Chapter 109: Thank God this is not a horror novel
"Why...is it dark?"
My first initial response was surprise.
I felt that one second of feeling like my heart dropped, which meant I had entered the compressed space between two portal gates. The moment my forward foot touched the ground, I should arrive in the Lord Castle’s garden.
But instead, my foot landed in a dark space. I said space because although I landed on a solid platform, I couldn’t be sure about it. There was nothing around me but darkness--no land, no walls, no sky. No Jade.
I realized then that I couldn’t feel Jade.
It wasn’t just a matter of ’It’s not there’ beside me, but I couldn’t feel the bird, my familiar, who should have been connected to me through our soul. Even if I couldn’t physically see Jade, I should be able to feel him, supposedly.
But I felt nothing. Or rather, something was obstructing our connection. Was it this darkness?

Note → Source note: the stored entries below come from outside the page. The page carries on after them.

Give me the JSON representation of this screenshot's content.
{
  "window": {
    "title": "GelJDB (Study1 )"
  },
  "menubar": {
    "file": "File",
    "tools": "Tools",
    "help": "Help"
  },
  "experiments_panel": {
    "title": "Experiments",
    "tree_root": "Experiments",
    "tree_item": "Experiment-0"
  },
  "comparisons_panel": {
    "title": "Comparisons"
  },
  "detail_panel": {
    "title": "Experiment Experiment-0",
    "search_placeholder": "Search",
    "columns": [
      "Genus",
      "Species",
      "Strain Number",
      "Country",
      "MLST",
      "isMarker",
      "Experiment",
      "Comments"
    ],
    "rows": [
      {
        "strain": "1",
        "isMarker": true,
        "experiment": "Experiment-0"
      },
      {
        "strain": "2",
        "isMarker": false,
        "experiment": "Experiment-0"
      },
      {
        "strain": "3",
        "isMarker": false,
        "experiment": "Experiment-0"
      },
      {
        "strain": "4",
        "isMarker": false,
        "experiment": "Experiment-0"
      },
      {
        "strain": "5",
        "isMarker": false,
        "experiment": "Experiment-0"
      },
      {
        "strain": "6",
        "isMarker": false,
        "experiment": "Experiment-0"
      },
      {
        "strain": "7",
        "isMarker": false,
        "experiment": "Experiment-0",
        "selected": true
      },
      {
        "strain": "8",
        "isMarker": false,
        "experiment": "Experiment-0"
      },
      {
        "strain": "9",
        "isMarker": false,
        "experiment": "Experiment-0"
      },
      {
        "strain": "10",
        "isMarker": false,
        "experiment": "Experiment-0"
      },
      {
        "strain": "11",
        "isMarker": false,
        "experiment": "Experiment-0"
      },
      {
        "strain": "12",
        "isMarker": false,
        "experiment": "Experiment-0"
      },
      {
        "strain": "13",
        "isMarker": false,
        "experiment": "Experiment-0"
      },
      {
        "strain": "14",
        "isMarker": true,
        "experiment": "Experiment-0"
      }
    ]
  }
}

My second response should be fear, or at least worry. My brain logically thought about it. And yet, rather than feeling scared, I feel intrigued instead. For some reason, despite the isolation and the darkness, it didn’t feel uncomfortable or scary. It actually felt...familiar.
I feel like I had encountered a place like this before, once upon a dream. A dream that I couldn’t remember.
But once I acknowledge it, I started to feel something--there was something in this dark space. And that something was calling for me.
Now, I knew that my response should be ’Wow, Val, really? You’ll just saunter away to something they calling at you in the dark?’ or something like that. But listen--I was someone who took a hand of a stranger and negotiate with a Demon Lord while I was drunk. I was someone who followed people into a dark secret passage for funsies and just dipped into the art of transmorphing without a proper teacher. You should have known already how bad my situational judgment was.